Schlepper in Wien nach Katastrophe im Mittelmeer verurteilt
Auch das qualvolle Ableben der Ertrunkenen wurde dem 27-Jährigen nicht zugerechnet. Für das Gericht bestand jedoch kein Zweifel, dass der Mann in die Organisation der todbringenden Schlepperfahrt eingebunden war und Kontakt zu Landsleuten hatte, die für ihre Angehörigen für deren Überfahrt von Libyen nach Europa bezahlt hatten. Zusätzlich war er an zwei weiteren Schleppungen beteiligt. Die über ihn verhängte Strafe ist nicht rechtskräftig. Während Verteidiger Wissam Barbar das Urteil akzeptierte, gab der Staatsanwalt vorerst keine Erklärung ab.
Einem mitangeklagten zweiten Syrer war demgegenüber eine Beteiligung an der tödlichen Schlepperfahrt nicht nachweisbar. Der von Verteidiger Peter Philipp vertretene 29-Jährige wurde von zentralen Anklagefaktum freigesprochen. Für fünf weitere Fakten erhielt er - nicht rechtskräftig - acht Monate bedingt.
Gegenstand der Verhandlung war in erster Linie eine Tragödie, die sich im Sommer 2023 im Mittelmeer ereignet hatte. 750 Menschen befanden sich auf einem Fischerkutter, der in Libyen aufgebrochen war und am 14. Juni 2023 vor der griechischen Küste sank. Von den Passagieren überlebten nur 104 das Unglück. Bei den Überlebenden handelte es sich ausschließlich um Männer. Sämtliche Frauen und Kinder an Bord dürften im Nass ertrunken sein. Nur 79 Leichen konnten von der griechischen Küstenwache geborgen werden.

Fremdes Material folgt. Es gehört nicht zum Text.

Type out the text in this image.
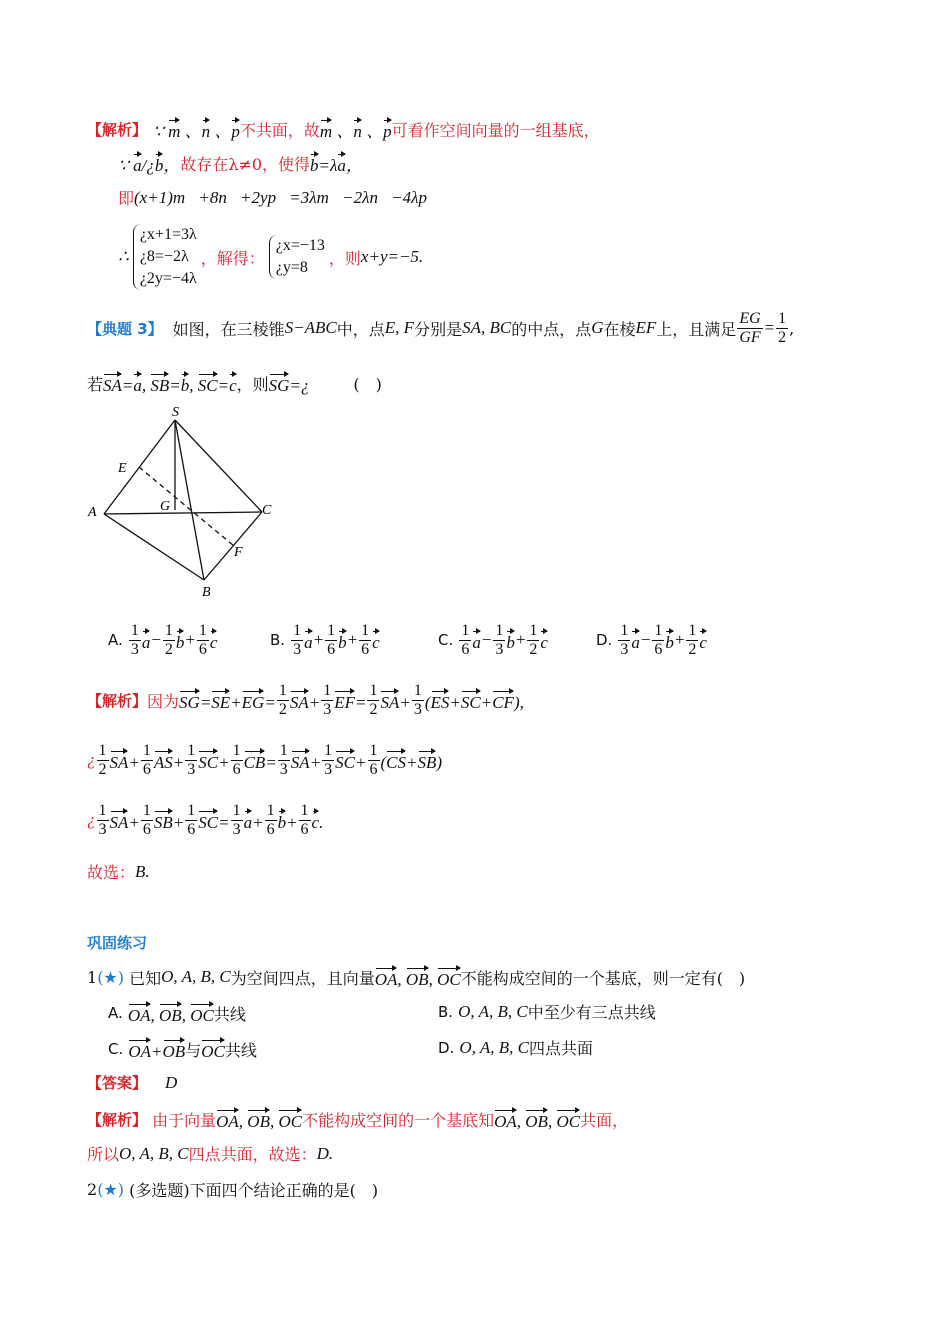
【解析】 ∵ m 、n 、p 不共面，故 m 、n 、p 可看作空间向量的一组基底，
∵ a/¿b， 故存在λ≠0，使得 b=λa，
即 (x+1)m⃗+8n⃗+2yp⃗=3λm⃗−2λn⃗−4λp⃗，
∴
¿x+1=3λ
¿8=−2λ
¿2y=−4λ
，解得：
¿x=−13
¿y=8	，则 x+y=−5.
【典题 3】 如图，在三棱锥 S−ABC 中，点 E, F 分别是 SA, BC 的中点，点 G 在棱 EF 上，且满足 $\frac{EG}{GF} = \frac{1}{2}$ ,
若 SA=a, SB=b, SC=c ，则 SG=¿	(　)
S
E
A	G	C
F
B
A.
$\frac{1}{3}$ $a - \frac{1}{2}$ $b + \frac{1}{6}$ c	B.
$\frac{1}{3}$ $a + \frac{1}{6}$ $b + \frac{1}{6}$ c	C.
$\frac{1}{6}$ $a - \frac{1}{3}$ $b + \frac{1}{2}$ c	D.
$\frac{1}{3}$ $a - \frac{1}{6}$ $b + \frac{1}{2}$ c
【解析】 因为 $SG=SE+EG= \frac{1}{2} SA+ \frac{1}{3} EF= \frac{1}{2} SA+ \frac{1}{3} (ES+SC+CF)$,
¿ $\frac{1}{2} SA+ \frac{1}{6} AS+ \frac{1}{3} SC+ \frac{1}{6} CB= \frac{1}{3} SA+ \frac{1}{3} SC+ \frac{1}{6} (CS+SB)$
¿ $\frac{1}{3} SA+ \frac{1}{6} SB+ \frac{1}{6} SC= \frac{1}{3} a+ \frac{1}{6} b+ \frac{1}{6} c$.
故选： B.
巩固练习
1 (★)
已知 O, A, B, C 为空间四点，且向量 OA, OB, OC 不能构成空间的一个基底，则一定有(　)
A.
OA, OB, OC 共线	B.
O, A, B, C 中至少有三点共线
C.
OA+OB 与 OC 共线	D.
O, A, B, C 四点共面
【答案】 D
【解析】
由于向量 OA, OB, OC 不能构成空间的一个基底知 OA, OB, OC 共面，
所以 O, A, B, C 四点共面，故选： D.
2 (★)
(多选题)下面四个结论正确的是(　)
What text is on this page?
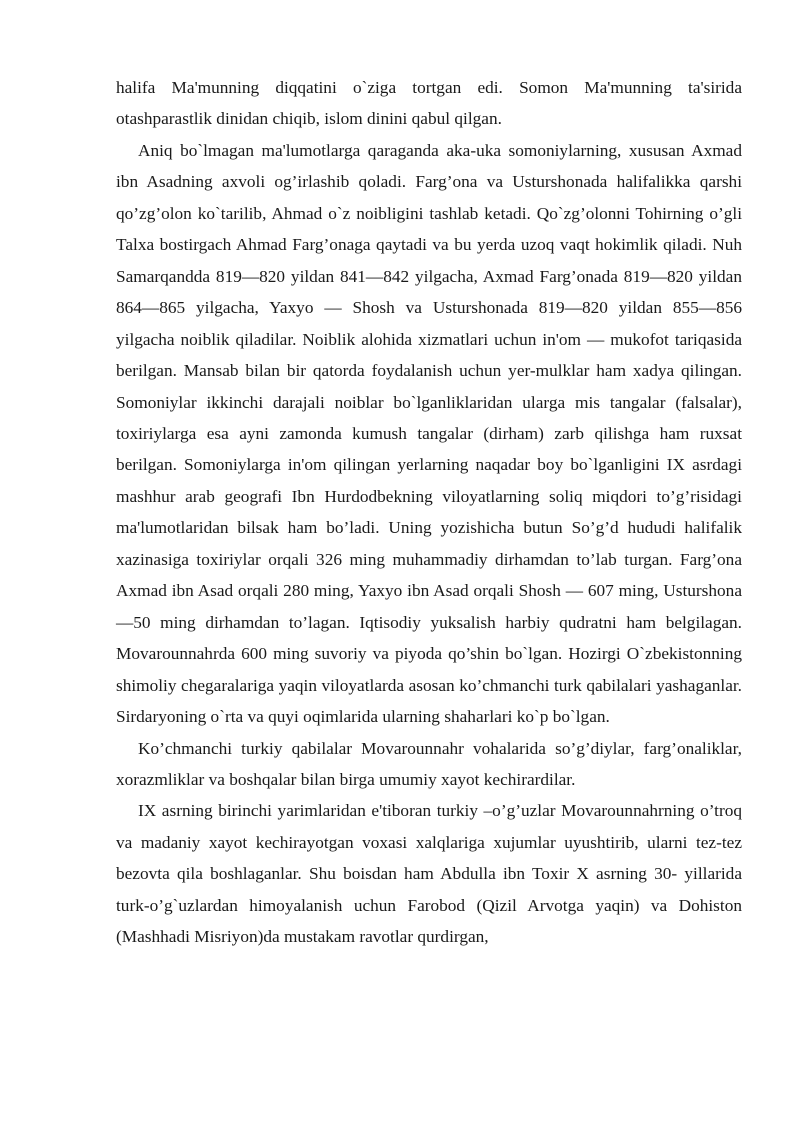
halifa Ma'munning diqqatini o`ziga tortgan edi. Somon Ma'munning ta'sirida otashparastlik dinidan chiqib, islom dinini qabul qilgan.

Aniq bo`lmagan ma'lumotlarga qaraganda aka-uka somoniylarning, xususan Axmad ibn Asadning axvoli og’irlashib qoladi. Farg’ona va Usturshonada halifalikka qarshi qo’zg’olon ko`tarilib, Ahmad o`z noibligini tashlab ketadi. Qo`zg’olonni Tohirning o’gli Talxa bostirgach Ahmad Farg’onaga qaytadi va bu yerda uzoq vaqt hokimlik qiladi. Nuh Samarqandda 819—820 yildan 841—842 yilgacha, Axmad Farg’onada 819—820 yildan 864—865 yilgacha, Yaxyo — Shosh va Usturshonada 819—820 yildan 855—856 yilgacha noiblik qiladilar. Noiblik alohida xizmatlari uchun in'om — mukofot tariqasida berilgan. Mansab bilan bir qatorda foydalanish uchun yer-mulklar ham xadya qilingan. Somoniylar ikkinchi darajali noiblar bo`lganliklaridan ularga mis tangalar (falsalar), toxiriylarga esa ayni zamonda kumush tangalar (dirham) zarb qilishga ham ruxsat berilgan. Somoniylarga in'om qilingan yerlarning naqadar boy bo`lganligini IX asrdagi mashhur arab geografi Ibn Hurdodbekning viloyatlarning soliq miqdori to’g’risidagi ma'lumotlaridan bilsak ham bo’ladi. Uning yozishicha butun So’g’d hududi halifalik xazinasiga toxiriylar orqali 326 ming muhammadiy dirhamdan to’lab turgan. Farg’ona Axmad ibn Asad orqali 280 ming, Yaxyo ibn Asad orqali Shosh — 607 ming, Usturshona —50 ming dirhamdan to’lagan. Iqtisodiy yuksalish harbiy qudratni ham belgilagan. Movarounnahrda 600 ming suvoriy va piyoda qo’shin bo`lgan. Hozirgi O`zbekistonning shimoliy chegaralariga yaqin viloyatlarda asosan ko’chmanchi turk qabilalari yashaganlar. Sirdaryoning o`rta va quyi oqimlarida ularning shaharlari ko`p bo`lgan.

Ko’chmanchi turkiy qabilalar Movarounnahr vohalarida so’g’diylar, farg’onaliklar, xorazmliklar va boshqalar bilan birga umumiy xayot kechirardilar.

IX asrning birinchi yarimlaridan e'tiboran turkiy –o’g’uzlar Movarounnahrning o’troq va madaniy xayot kechirayotgan voxasi xalqlariga xujumlar uyushtirib, ularni tez-tez bezovta qila boshlaganlar. Shu boisdan ham Abdulla ibn Toxir X asrning 30- yillarida turk-o’g`uzlardan himoyalanish uchun Farobod (Qizil Arvotga yaqin) va Dohiston (Mashhadi Misriyon)da mustakam ravotlar qurdirgan,
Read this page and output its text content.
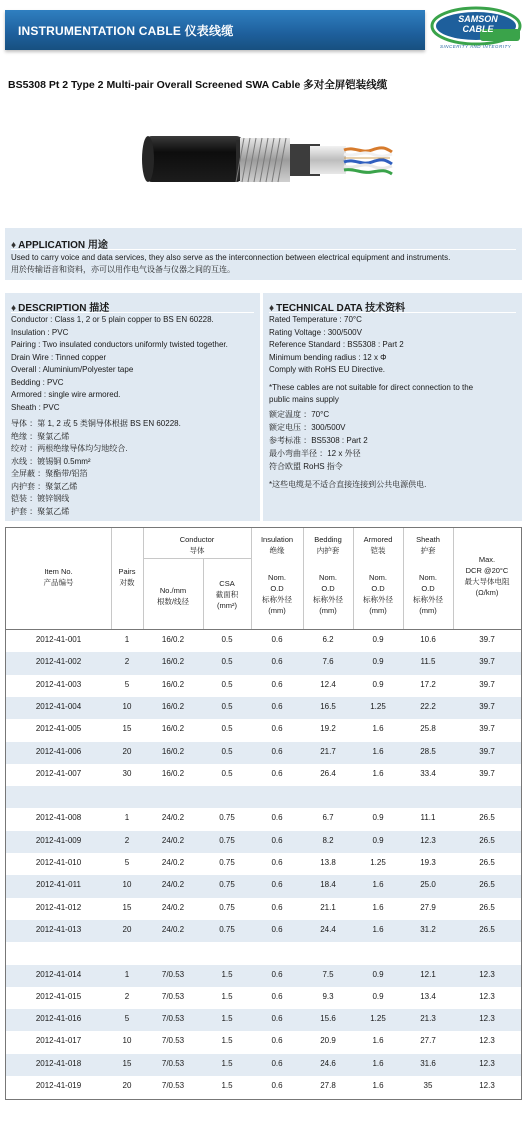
INSTRUMENTATION CABLE 仪表线缆
SAMSON CABLE
SINCERITY AND INTEGRITY
BS5308 Pt 2 Type 2 Multi-pair Overall Screened SWA Cable 多对全屏铠装线缆
♦ APPLICATION 用途
Used to carry voice and data services, they also serve as the interconnection between electrical equipment and instruments.
用於传输语音和资料，亦可以用作电气设备与仪器之间的互连。
♦ DESCRIPTION 描述
Conductor : Class 1, 2 or 5 plain copper to BS EN 60228.
Insulation : PVC
Pairing : Two insulated conductors uniformly twisted together.
Drain Wire : Tinned copper
Overall : Aluminium/Polyester tape
Bedding : PVC
Armored : single wire armored.
Sheath : PVC
导体 ：第 1, 2 或 5 类铜导体根据 BS EN 60228.
绝缘 ：聚氯乙烯
绞对 ：两根绝缘导体均匀地绞合.
水线 ：镀锡铜 0.5mm²
全屏蔽 ：聚酯带/铝箔
内护套 ：聚氯乙烯
铠装 ：镀锌钢线
护套 ：聚氯乙烯
♦ TECHNICAL DATA 技术资料
Rated Temperature : 70°C
Rating Voltage : 300/500V
Reference Standard : BS5308 : Part 2
Minimum bending radius : 12 x Φ
Comply with RoHS EU Directive.
*These cables are not suitable for direct connection to the
public mains supply
额定温度 ：70°C
额定电压 ：300/500V
参考标准 ：BS5308 : Part 2
最小弯曲半径 ：12 x 外径
符合欧盟 RoHS 指令
*这些电缆是不适合直接连接到公共电源供电.
Item No.
产品编号
Pairs
对数
Conductor
导体
No./mm
根数/线径
CSA
截面积
(mm²)
Insulation
绝缘
Nom.
O.D
标称外径
(mm)
Bedding
内护套
Nom.
O.D
标称外径
(mm)
Armored
铠装
Nom.
O.D
标称外径
(mm)
Sheath
护套
Nom.
O.D
标称外径
(mm)
Max.
DCR @20°C
最大导体电阻
(Ω/km)
2012-41-001	1	16/0.2	0.5	0.6	6.2	0.9	10.6	39.7
2012-41-002	2	16/0.2	0.5	0.6	7.6	0.9	11.5	39.7
2012-41-003	5	16/0.2	0.5	0.6	12.4	0.9	17.2	39.7
2012-41-004	10	16/0.2	0.5	0.6	16.5	1.25	22.2	39.7
2012-41-005	15	16/0.2	0.5	0.6	19.2	1.6	25.8	39.7
2012-41-006	20	16/0.2	0.5	0.6	21.7	1.6	28.5	39.7
2012-41-007	30	16/0.2	0.5	0.6	26.4	1.6	33.4	39.7
2012-41-008	1	24/0.2	0.75	0.6	6.7	0.9	11.1	26.5
2012-41-009	2	24/0.2	0.75	0.6	8.2	0.9	12.3	26.5
2012-41-010	5	24/0.2	0.75	0.6	13.8	1.25	19.3	26.5
2012-41-011	10	24/0.2	0.75	0.6	18.4	1.6	25.0	26.5
2012-41-012	15	24/0.2	0.75	0.6	21.1	1.6	27.9	26.5
2012-41-013	20	24/0.2	0.75	0.6	24.4	1.6	31.2	26.5
2012-41-014	1	7/0.53	1.5	0.6	7.5	0.9	12.1	12.3
2012-41-015	2	7/0.53	1.5	0.6	9.3	0.9	13.4	12.3
2012-41-016	5	7/0.53	1.5	0.6	15.6	1.25	21.3	12.3
2012-41-017	10	7/0.53	1.5	0.6	20.9	1.6	27.7	12.3
2012-41-018	15	7/0.53	1.5	0.6	24.6	1.6	31.6	12.3
2012-41-019	20	7/0.53	1.5	0.6	27.8	1.6	35	12.3
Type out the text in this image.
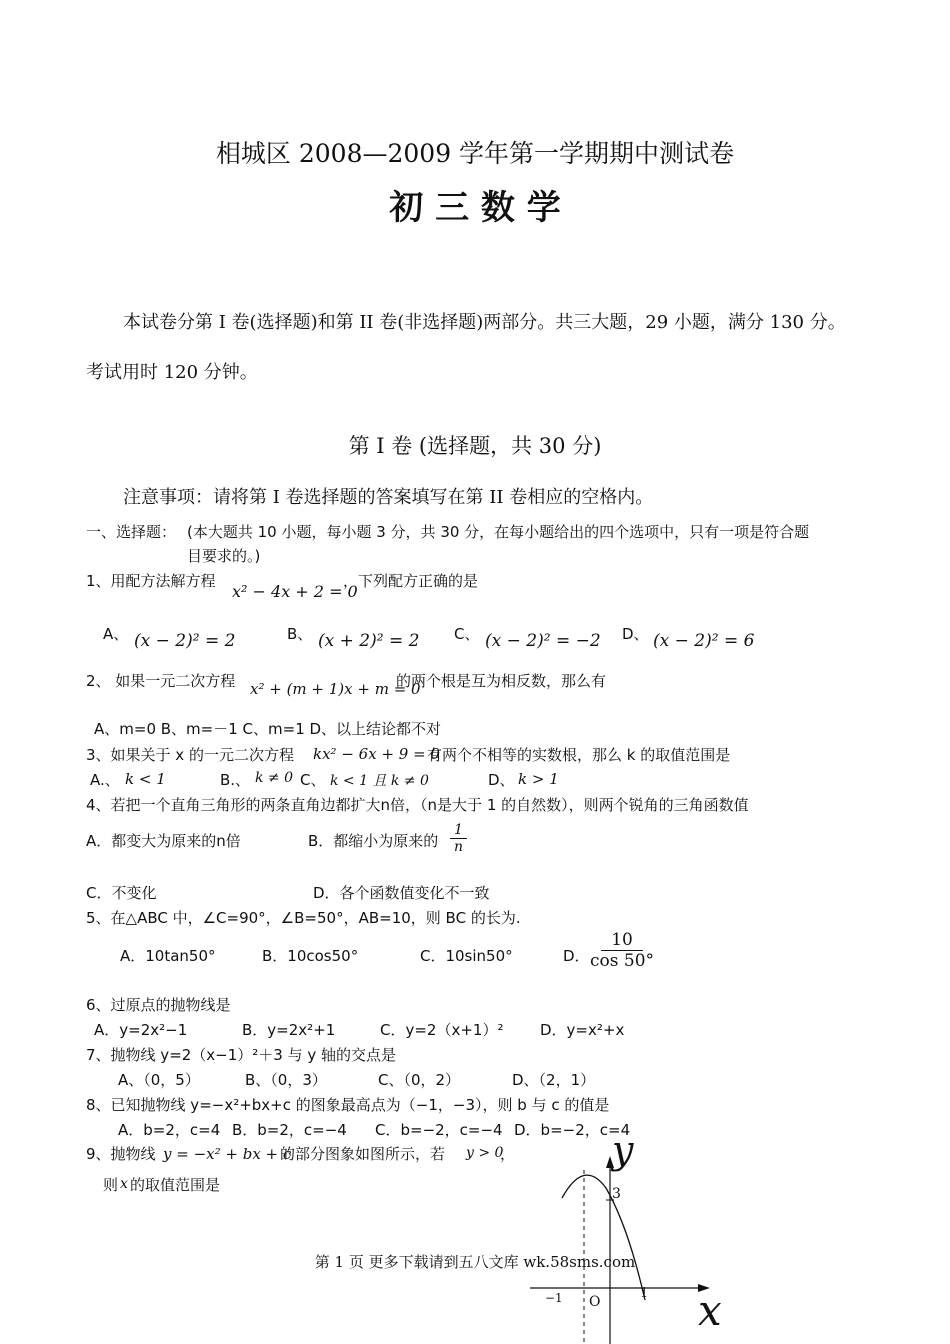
相城区 2008—2009 学年第一学期期中测试卷
初 三 数 学
本试卷分第 I 卷(选择题)和第 II 卷(非选择题)两部分。共三大题，29 小题，满分 130 分。
考试用时 120 分钟。
第 I 卷 (选择题，共 30 分)
注意事项：请将第 I 卷选择题的答案填写在第 II 卷相应的空格内。
一、选择题： (本大题共 10 小题，每小题 3 分，共 30 分，在每小题给出的四个选项中，只有一项是符合题
目要求的。)
1、用配方法解方程
x² − 4x + 2 = 0
，下列配方正确的是
A、 (x − 2)² = 2	B、 (x + 2)² = 2 C、 (x − 2)² = −2 D、 (x − 2)² = 6
2、 如果一元二次方程 x² + (m + 1)x + m = 0
的两个根是互为相反数，那么有
A、m=0 B、m=－1 C、m=1 D、以上结论都不对
3、如果关于 x 的一元二次方程 kx² − 6x + 9 = 0
有两个不相等的实数根，那么 k 的取值范围是
A.、 k < 1	B.、 k ≠ 0 C、 k < 1 且 k ≠ 0	D、 k > 1
4、若把一个直角三角形的两条直角边都扩大n倍，（n是大于 1 的自然数），则两个锐角的三角函数值
A．都变大为原来的n倍	B．都缩小为原来的 $\frac{1}{n}$
C．不变化	D．各个函数值变化不一致
5、在△ABC 中，∠C=90°，∠B=50°，AB=10，则 BC 的长为.
A．10tan50°	B．10cos50°	C．10sin50°	D． $\frac{10}{\cos 50^\circ}$
6、过原点的抛物线是
A．y=2x²−1	B．y=2x²+1	C．y=2（x+1）² D．y=x²+x
7、抛物线 y=2（x−1）²＋3 与 y 轴的交点是
A、（0，5）	B、（0，3）	C、（0，2）	D、（2，1）
8、已知抛物线 y=−x²+bx+c 的图象最高点为（−1，−3），则 b 与 c 的值是
A．b=2，c=4 B．b=2，c=−4 C．b=−2，c=−4 D．b=−2，c=4
9、抛物线 y = −x² + bx + c
的部分图象如图所示，若 y > 0
，
则 x 的取值范围是
y
3
−1 O
1 x
第 1 页 更多下载请到五八文库 wk.58sms.com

Die beiden Angeklagten sollen einer länderübergreifenden kriminellen Vereinigung angehört haben, die darauf angelegt war, syrischen Staatsangehörigen die illegale Einreise in die EU zu ermöglichen. In Bezug auf das Schiffsunglück soll der Jüngere fünf Landsleuten einen Platz auf dem Kutter verschafft haben. Für einen jungen Syrer, der vom Libanon aus über Libyen nach Europa wollte, hatte sein in Wien lebender Onkel 21.000 Euro ausgelegt. Das Geld soll an übergeordnete Mitglieder der kriminellen Organisation weitergeleitet worden sein.
Geschleppte "in qualvollen Zustand versetzt"
Laut Anklage wurden die Geschleppten "während der Beförderung längere Zeit hindurch in einen qualvollen Zustand versetzt". Bevor es an Bord ging, wurden die Menschen mehrere Tage in einem Stall in der libyschen Wüste untergebracht, wo es weder Nahrung noch Wasser gab. Auf dem Fischerkutter soll es während der tagelangen Überfahrt weder Wasser noch Essen gegeben haben. Die Geflüchteten konnten auch nicht schlafen, "da sie das Boot für Lenkungsmanöver mangels Ruder mit ihrem eigenen Körpergewicht ausbalancieren mussten", so die Anklage.
Letztlich kippte der mit Menschen völlig überfüllte Kutter. Von den fünf Menschen, für deren Schicksal der in erster Instanz schuldig erkannte 27-Jährige mitverantwortlich war, überlebte einer.
Zusammenfassung
- Ein 27-jähriger Syrer wurde am Wiener Landesgericht zu 34 Monaten Haft verurteilt, weil er an der Organisation einer tödlichen Schlepperfahrt beteiligt war, bei der im Juni 2023 vor der griechischen Küste von 750 Geflüchteten nur 104 überlebten.
- Dem Angeklagten wurde zugutegehalten, nichts von den lebensgefährlichen Umständen gewusst zu haben, dennoch war er laut Gericht für die Schleppung von fünf Personen mitverantwortlich, von denen nur einer überlebte.
- Für einen Platz auf dem überfüllten Kutter wurden bis zu 21.000 Euro bezahlt, das Urteil ist nicht rechtskräftig und ein zweiter Angeklagter wurde vom Hauptvorwurf freigesprochen, erhielt aber acht Monate bedingt für andere Delikte.